The other day, I heard or half-heard (Radio 4 stays on constantly in the kitchen) that ‘the Social Contract’ has been – or, perhaps, is about to be – broken, and with what dire consequences . . . And what appeared to be meant by the Social Contract was the contract between generations for children always to do better, to have a better life than their parents.
But what kind of sense does this make, unless one is talking about countries a lot poorer than our own? How could each generation do better than the one before: a snakes and ladders concept which would soon go right off the edge of the board.
It is true, as my then teenage son pointed out long ago, that we – meaning me and his various parents – hit a good moment. When I think about it, not only were we able to get onto the housing ladder (not that we then thought of it like that), but we were too young to be unduly bothered by the war. I still have my shrapnel collection somewhere and have been left with a life-long appreciation of oranges and bananas, so plentiful now, but known only from picture books then. We were, moreover, protected from childhood obesity (another of today’s hot topics) by those buff-coloured ration books which, incidentally, also guaranteed equal shares for all.
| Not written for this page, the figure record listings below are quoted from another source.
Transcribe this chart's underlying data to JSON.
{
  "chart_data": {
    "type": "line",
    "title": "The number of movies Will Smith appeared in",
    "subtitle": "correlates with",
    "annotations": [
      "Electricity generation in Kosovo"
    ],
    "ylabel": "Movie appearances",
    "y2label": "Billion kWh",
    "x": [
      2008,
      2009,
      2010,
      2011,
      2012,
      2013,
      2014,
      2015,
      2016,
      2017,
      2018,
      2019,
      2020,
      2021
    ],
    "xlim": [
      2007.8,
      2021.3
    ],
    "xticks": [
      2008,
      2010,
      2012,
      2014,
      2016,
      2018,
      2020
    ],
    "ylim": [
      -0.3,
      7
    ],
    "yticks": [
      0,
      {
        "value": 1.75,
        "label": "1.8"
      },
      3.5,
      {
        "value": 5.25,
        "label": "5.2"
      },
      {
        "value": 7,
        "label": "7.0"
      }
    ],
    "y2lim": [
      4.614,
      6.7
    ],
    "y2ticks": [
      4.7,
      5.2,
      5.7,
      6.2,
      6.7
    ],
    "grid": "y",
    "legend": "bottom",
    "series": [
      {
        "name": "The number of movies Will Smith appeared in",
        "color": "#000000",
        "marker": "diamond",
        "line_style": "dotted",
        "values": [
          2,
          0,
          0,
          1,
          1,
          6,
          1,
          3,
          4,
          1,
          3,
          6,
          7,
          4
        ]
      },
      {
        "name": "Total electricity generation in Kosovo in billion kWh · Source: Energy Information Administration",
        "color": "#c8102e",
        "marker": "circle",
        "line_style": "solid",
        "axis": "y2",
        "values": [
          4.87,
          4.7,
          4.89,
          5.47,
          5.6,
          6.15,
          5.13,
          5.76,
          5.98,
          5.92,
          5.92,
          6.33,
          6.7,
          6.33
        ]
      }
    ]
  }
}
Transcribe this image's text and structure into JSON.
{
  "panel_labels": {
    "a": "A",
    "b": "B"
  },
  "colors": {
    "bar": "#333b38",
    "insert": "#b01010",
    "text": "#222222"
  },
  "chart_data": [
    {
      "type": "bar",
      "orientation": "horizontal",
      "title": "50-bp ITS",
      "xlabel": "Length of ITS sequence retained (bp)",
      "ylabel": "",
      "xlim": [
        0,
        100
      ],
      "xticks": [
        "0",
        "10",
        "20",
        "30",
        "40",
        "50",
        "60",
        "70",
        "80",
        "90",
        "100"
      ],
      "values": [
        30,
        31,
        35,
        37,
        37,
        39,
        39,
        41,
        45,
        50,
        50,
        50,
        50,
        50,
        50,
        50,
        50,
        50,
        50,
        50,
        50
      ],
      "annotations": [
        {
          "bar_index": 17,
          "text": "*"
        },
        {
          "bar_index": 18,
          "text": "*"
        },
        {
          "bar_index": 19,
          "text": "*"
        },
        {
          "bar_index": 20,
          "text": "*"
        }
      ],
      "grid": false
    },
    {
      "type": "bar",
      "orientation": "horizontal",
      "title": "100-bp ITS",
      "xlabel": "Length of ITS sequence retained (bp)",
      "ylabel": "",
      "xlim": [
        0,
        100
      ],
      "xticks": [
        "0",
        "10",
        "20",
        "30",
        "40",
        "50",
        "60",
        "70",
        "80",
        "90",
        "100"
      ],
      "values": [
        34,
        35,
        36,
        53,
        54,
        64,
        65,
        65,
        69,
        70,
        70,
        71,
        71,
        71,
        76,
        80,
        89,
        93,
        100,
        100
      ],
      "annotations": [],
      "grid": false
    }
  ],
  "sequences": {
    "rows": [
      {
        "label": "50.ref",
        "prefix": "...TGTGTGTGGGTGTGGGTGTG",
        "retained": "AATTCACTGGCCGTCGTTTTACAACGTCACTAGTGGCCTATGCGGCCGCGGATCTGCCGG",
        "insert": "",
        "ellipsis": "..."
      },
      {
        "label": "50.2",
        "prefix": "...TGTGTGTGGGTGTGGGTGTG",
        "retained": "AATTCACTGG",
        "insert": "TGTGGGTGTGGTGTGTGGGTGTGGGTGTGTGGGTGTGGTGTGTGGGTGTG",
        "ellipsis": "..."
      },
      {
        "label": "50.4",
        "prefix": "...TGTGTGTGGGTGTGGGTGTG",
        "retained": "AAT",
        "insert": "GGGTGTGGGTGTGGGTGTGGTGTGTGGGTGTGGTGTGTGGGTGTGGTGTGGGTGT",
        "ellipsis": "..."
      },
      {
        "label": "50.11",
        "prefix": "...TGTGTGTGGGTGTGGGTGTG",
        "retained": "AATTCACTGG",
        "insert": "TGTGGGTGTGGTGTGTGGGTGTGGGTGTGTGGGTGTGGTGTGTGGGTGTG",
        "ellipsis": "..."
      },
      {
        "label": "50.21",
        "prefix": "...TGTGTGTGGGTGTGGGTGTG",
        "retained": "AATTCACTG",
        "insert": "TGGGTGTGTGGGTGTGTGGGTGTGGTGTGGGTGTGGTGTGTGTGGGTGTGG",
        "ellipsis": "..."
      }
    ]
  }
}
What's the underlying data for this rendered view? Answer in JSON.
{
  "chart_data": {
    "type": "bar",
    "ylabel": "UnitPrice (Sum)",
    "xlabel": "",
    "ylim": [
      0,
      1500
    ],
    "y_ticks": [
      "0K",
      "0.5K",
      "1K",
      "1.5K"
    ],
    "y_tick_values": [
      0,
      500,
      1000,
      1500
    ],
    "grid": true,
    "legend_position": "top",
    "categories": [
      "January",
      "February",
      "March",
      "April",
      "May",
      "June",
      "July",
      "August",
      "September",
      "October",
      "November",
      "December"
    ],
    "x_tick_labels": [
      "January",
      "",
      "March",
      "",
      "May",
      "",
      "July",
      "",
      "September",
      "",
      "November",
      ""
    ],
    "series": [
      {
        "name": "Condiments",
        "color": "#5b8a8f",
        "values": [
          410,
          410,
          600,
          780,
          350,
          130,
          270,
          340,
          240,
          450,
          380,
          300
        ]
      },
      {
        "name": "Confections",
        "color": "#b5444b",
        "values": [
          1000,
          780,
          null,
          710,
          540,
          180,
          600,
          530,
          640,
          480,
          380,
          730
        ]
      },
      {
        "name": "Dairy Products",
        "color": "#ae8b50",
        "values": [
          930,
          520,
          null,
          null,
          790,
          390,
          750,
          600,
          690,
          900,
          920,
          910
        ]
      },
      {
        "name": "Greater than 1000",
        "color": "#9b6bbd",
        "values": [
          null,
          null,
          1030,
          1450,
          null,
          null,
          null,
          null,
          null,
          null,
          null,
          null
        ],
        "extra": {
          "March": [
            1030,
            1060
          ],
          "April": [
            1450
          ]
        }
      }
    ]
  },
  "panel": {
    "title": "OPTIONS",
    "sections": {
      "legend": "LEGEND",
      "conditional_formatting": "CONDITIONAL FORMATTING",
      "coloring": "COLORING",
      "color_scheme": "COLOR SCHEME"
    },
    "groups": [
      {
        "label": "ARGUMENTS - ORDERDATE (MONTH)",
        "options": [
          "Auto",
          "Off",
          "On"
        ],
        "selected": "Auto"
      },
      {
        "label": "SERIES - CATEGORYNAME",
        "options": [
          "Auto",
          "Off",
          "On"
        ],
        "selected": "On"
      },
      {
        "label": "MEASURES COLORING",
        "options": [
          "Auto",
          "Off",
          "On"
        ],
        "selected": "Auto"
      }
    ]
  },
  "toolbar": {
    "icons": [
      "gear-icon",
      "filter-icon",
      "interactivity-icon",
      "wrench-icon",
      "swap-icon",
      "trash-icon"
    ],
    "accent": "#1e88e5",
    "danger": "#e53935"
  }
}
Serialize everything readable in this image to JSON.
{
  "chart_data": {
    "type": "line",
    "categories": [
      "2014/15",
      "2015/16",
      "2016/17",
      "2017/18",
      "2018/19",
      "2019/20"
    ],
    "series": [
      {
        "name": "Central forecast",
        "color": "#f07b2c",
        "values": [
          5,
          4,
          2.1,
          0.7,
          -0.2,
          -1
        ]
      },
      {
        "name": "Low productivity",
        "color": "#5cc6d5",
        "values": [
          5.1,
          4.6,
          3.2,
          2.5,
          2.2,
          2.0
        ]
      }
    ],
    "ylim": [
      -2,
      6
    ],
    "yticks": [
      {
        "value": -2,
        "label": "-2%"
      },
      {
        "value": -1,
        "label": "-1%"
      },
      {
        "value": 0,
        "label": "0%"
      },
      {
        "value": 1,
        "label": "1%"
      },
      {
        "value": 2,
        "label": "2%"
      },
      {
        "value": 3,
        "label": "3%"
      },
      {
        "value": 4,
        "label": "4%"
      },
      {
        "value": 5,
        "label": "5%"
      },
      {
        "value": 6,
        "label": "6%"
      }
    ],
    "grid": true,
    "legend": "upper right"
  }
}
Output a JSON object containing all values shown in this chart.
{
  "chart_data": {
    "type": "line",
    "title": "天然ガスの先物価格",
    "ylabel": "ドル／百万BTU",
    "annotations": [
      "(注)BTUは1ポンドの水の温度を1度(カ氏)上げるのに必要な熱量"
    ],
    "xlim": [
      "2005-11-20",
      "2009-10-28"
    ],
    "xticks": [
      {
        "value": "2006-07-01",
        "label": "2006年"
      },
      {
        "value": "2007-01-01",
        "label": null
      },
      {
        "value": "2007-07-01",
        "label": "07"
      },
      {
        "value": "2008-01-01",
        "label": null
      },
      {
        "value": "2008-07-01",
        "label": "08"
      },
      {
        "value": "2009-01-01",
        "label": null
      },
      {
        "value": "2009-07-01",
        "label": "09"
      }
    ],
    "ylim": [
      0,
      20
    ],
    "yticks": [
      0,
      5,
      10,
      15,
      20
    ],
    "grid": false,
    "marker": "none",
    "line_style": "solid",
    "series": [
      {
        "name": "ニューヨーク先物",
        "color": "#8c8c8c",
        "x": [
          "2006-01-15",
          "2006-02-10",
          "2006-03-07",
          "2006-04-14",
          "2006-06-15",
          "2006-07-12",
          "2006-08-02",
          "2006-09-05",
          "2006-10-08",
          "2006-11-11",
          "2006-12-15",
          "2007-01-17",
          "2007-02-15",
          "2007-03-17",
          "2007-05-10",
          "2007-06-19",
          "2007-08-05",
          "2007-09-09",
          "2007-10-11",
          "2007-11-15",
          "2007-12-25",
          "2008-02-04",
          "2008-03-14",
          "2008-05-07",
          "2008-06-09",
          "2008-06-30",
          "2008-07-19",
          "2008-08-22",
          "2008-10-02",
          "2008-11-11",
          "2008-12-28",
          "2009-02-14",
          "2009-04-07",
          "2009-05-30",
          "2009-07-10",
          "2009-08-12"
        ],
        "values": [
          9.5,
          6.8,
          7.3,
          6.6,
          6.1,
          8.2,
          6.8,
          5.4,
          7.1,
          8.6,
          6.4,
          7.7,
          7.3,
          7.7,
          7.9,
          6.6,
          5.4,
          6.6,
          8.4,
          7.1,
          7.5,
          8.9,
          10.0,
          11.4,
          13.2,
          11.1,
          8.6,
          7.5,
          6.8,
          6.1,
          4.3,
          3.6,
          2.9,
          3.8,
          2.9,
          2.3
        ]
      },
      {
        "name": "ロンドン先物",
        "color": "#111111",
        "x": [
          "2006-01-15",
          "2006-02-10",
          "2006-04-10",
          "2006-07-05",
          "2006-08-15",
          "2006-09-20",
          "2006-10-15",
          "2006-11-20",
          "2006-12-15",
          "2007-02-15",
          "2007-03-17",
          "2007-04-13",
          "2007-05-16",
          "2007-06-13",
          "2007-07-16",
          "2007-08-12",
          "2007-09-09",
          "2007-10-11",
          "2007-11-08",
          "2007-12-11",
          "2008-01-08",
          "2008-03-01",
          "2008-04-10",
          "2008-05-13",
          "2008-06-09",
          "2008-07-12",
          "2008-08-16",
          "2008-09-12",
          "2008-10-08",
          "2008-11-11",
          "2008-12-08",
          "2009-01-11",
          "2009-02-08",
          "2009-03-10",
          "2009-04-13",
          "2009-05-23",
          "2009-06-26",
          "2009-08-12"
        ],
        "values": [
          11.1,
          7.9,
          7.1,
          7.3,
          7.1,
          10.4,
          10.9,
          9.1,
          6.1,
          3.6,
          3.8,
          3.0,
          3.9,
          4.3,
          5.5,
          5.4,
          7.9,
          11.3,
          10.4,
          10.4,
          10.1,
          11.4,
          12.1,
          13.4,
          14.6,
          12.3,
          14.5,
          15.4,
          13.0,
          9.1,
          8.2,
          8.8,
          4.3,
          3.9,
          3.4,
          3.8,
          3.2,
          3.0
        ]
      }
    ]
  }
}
But is that really what the Social Contract was about?
I had a dim memory of coming across the term in history lessons and googled it. And the answer, of course, was that the Social Contract went way beyond the disparity of incomes between generations. What concerned these great moral philosophers was an idea of something like universal sacrifice for the greater good and, particularly, the responsibility of government towards its citizens. Perhaps, too, citizens’ obligations to each other.
Certainly all these are increasingly rare. Everyone, it seems, is out for himself, like the Carillion bosses, so vividly described recently as ‘too busy stuffing their mouths with gold . . . ‘
And yet, and yet . . . the other day, also in the kitchen on Radio 4, I heard one story after another of people who had given up safe and well-paid jobs, to do something socially useful: bankers becoming teachers, accountants becoming social workers.
It seems that the precept of the Social Contract comes naturally to a lot of people, but not to those with the power to make life better for everyone, not just for themselves.